During the war years my boss, Mr. Leon Adkins, corresponded with many of the boys he had taught in Sunday School. He posted their letters on a big bulletin board in our office. Each time there was one of Minden's own wounded or killed, word spread across town and our hearts ached for those loved ones.
When word came that Leon Allen had been killed, the Lions Club asked that Mr. Harry Andress send a letter to the family.
It fell my duty to compose the letter. I read some of the letters that President Lincoln sent parents of sons who were killed during the Civil War and I used some of his expressions to compose my letter. I did not know Leon but I knew his family here, and it was such a sad task to write that letter.

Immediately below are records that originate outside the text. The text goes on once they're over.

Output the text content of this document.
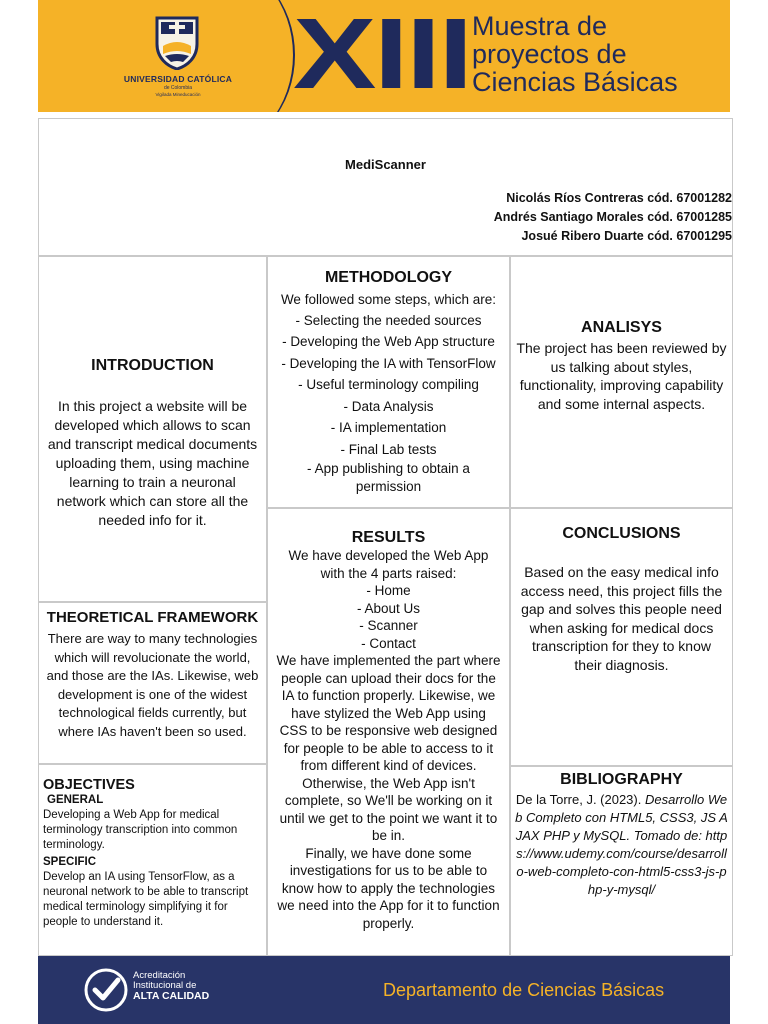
UNIVERSIDAD CATÓLICA
de Colombia
Vigilada Mineducación XIII Muestra de
proyectos de
Ciencias Básicas
MediScanner
Nicolás Ríos Contreras cód. 67001282
Andrés Santiago Morales cód. 67001285
Josué Ribero Duarte cód. 67001295

INTRODUCTION

In this project a website will be developed which allows to scan and transcript medical documents uploading them, using machine learning to train a neuronal network which can store all the needed info for it.

THEORETICAL FRAMEWORK

There are way to many technologies which will revolucionate the world, and those are the IAs. Likewise, web development is one of the widest technological fields currently, but where IAs haven't been so used.

OBJECTIVES

GENERAL
Developing a Web App for medical terminology transcription into common terminology.
SPECIFIC
Develop an IA using TensorFlow, as a neuronal network to be able to transcript medical terminology simplifying it for people to understand it.

METHODOLOGY

We followed some steps, which are:

- Selecting the needed sources
- Developing the Web App structure
- Developing the IA with TensorFlow
- Useful terminology compiling
- Data Analysis
- IA implementation
- Final Lab tests
- App publishing to obtain a permission

RESULTS

We have developed the Web App with the 4 parts raised:

- Home
- About Us
- Scanner
- Contact

We have implemented the part where people can upload their docs for the IA to function properly. Likewise, we have stylized the Web App using CSS to be responsive web designed for people to be able to access to it from different kind of devices. Otherwise, the Web App isn't complete, so We'll be working on it until we get to the point we want it to be in.

Finally, we have done some investigations for us to be able to know how to apply the technologies we need into the App for it to function properly.

ANALISYS

The project has been reviewed by us talking about styles, functionality, improving capability and some internal aspects.

CONCLUSIONS

Based on the easy medical info access need, this project fills the gap and solves this people need when asking for medical docs transcription for they to know their diagnosis.

BIBLIOGRAPHY

De la Torre, J. (2023). Desarrollo Web Completo con HTML5, CSS3, JS AJAX PHP y MySQL. Tomado de: https://www.udemy.com/course/desarrollo-web-completo-con-html5-css3-js-php-y-mysql/

Acreditación
Institucional de
ALTA CALIDAD	Departamento de Ciencias Básicas
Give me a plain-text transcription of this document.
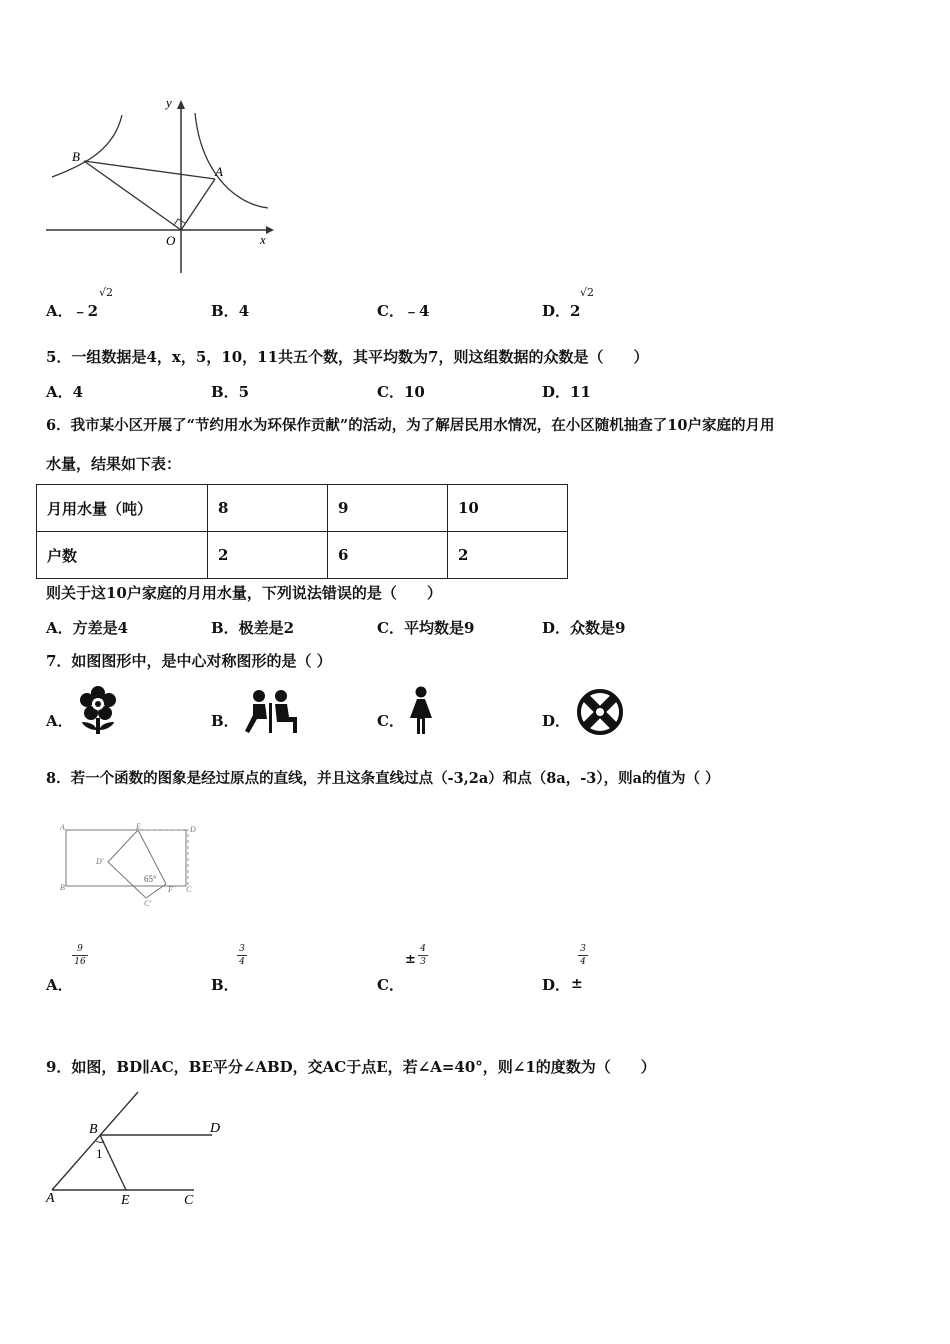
y
x
O
A
B
A．﹣2
√2
B．4	C．﹣4	D．2
√2
5．一组数据是4，x，5，10，11共五个数，其平均数为7，则这组数据的众数是（　　）
A．4	B．5	C．10	D．11
6．我市某小区开展了“节约用水为环保作贡献”的活动，为了解居民用水情况，在小区随机抽查了10户家庭的月用
水量，结果如下表：
月用水量（吨）	8	9	10
户数	2	6	2
则关于这10户家庭的月用水量，下列说法错误的是（　　）
A．方差是4	B．极差是2	C．平均数是9	D．众数是9
7．如图图形中，是中心对称图形的是（ ）
A．	B．	C．	D．
8．若一个函数的图象是经过原点的直线，并且这条直线过点（-3,2a）和点（8a，-3），则a的值为（ ）
A	E	D
D'
B
65°
F C
C'
A．
9
16
B．
3
4
C．
±
4
3
D． ±
3
4
9．如图，BD∥AC，BE平分∠ABD，交AC于点E，若∠A=40°，则∠1的度数为（　　）
B	D
1
A	E	C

After the war was over, J. C. came home and we were married. We visited the East Coast on several occasions. It was our privilege in 1948 to see the Declaration of Independence in the Library of Congress.
We also viewed the flag that flew over Fort McHenry when Francis Scott Key wrote "The Star Spangled Banner" while on the battleship Minden. I was moved to tears as I viewed these treasures from our country's past.
In later years these things were moved to the National Archives for permanent care to ensure the public could view them for many years to come. On subsequent trips we viewed them there.
Since my son has loved history since before he even started first grade, we made trips so that we could stand on the site of many battles that were fought during the Civil War - Gettysburg, and many others down the East Coast. In the last decade my son has carried me to the site of the Battle of Shiloh.
At Chalmette where the Battle of New Orleans was fought, I was so moved by the many rows of little white crosses. To think they died in vain, because that battle was fought after the War of 1812 was over, but there were no telephones, cables or any way to spread the word, that peace was now in effect.
For many years our church had a patriotic program each Fourth of July. As the music was played for each branch of service, the men who served in that branch came to the front of the auditorium.
There were many damp eyes as tears were often shed. Following my husband's death in 1989, I could almost visualize him among those men as the Army marched to the front. He had been so proud to march with that group of men. You can know that I cried that day, too.
In my hall closet hangs the dress uniform of my husband with its Sergeant's stripes and his insignia that identified his branch of the army. In my closet, high on a shelf is the huge flag that was presented to me at his funeral.
Tucked away in a drawer is the little mess kit that he carried across North Africa and into Sicily and Italy. It is just a little metal pan with a lid, with a few pieces of eating utensils inside, but to me it is so precious. His ribbons indicate five major battles in the march across Africa as they routed Rommel out.
The little flags that are placed by the American Legion each Memorial Day should be a reminder of how much we owe these men who went and served gallantly in so many difficult situations.
Now you see I am just an old sentimentalist, because I have been crying as I tried to put down my thoughts in this little article. The flag as it passes by, makes me break out in "goose bumps" and somehow it seems that I cannot see too well because of the tears that come to my eyes. Not only will I say "God Bless America" but also God bless these men who went to keep America safe.
Juanita Agan passed away in October, 2008 at the age of 85. She had been a Minden resident since 1935 and a columnist for the Press-Herald since 1995. A constant writer, Mrs. Agan had many stories written but unpublished. The Press-Herald will continue to publish these articles as long as they are submitted.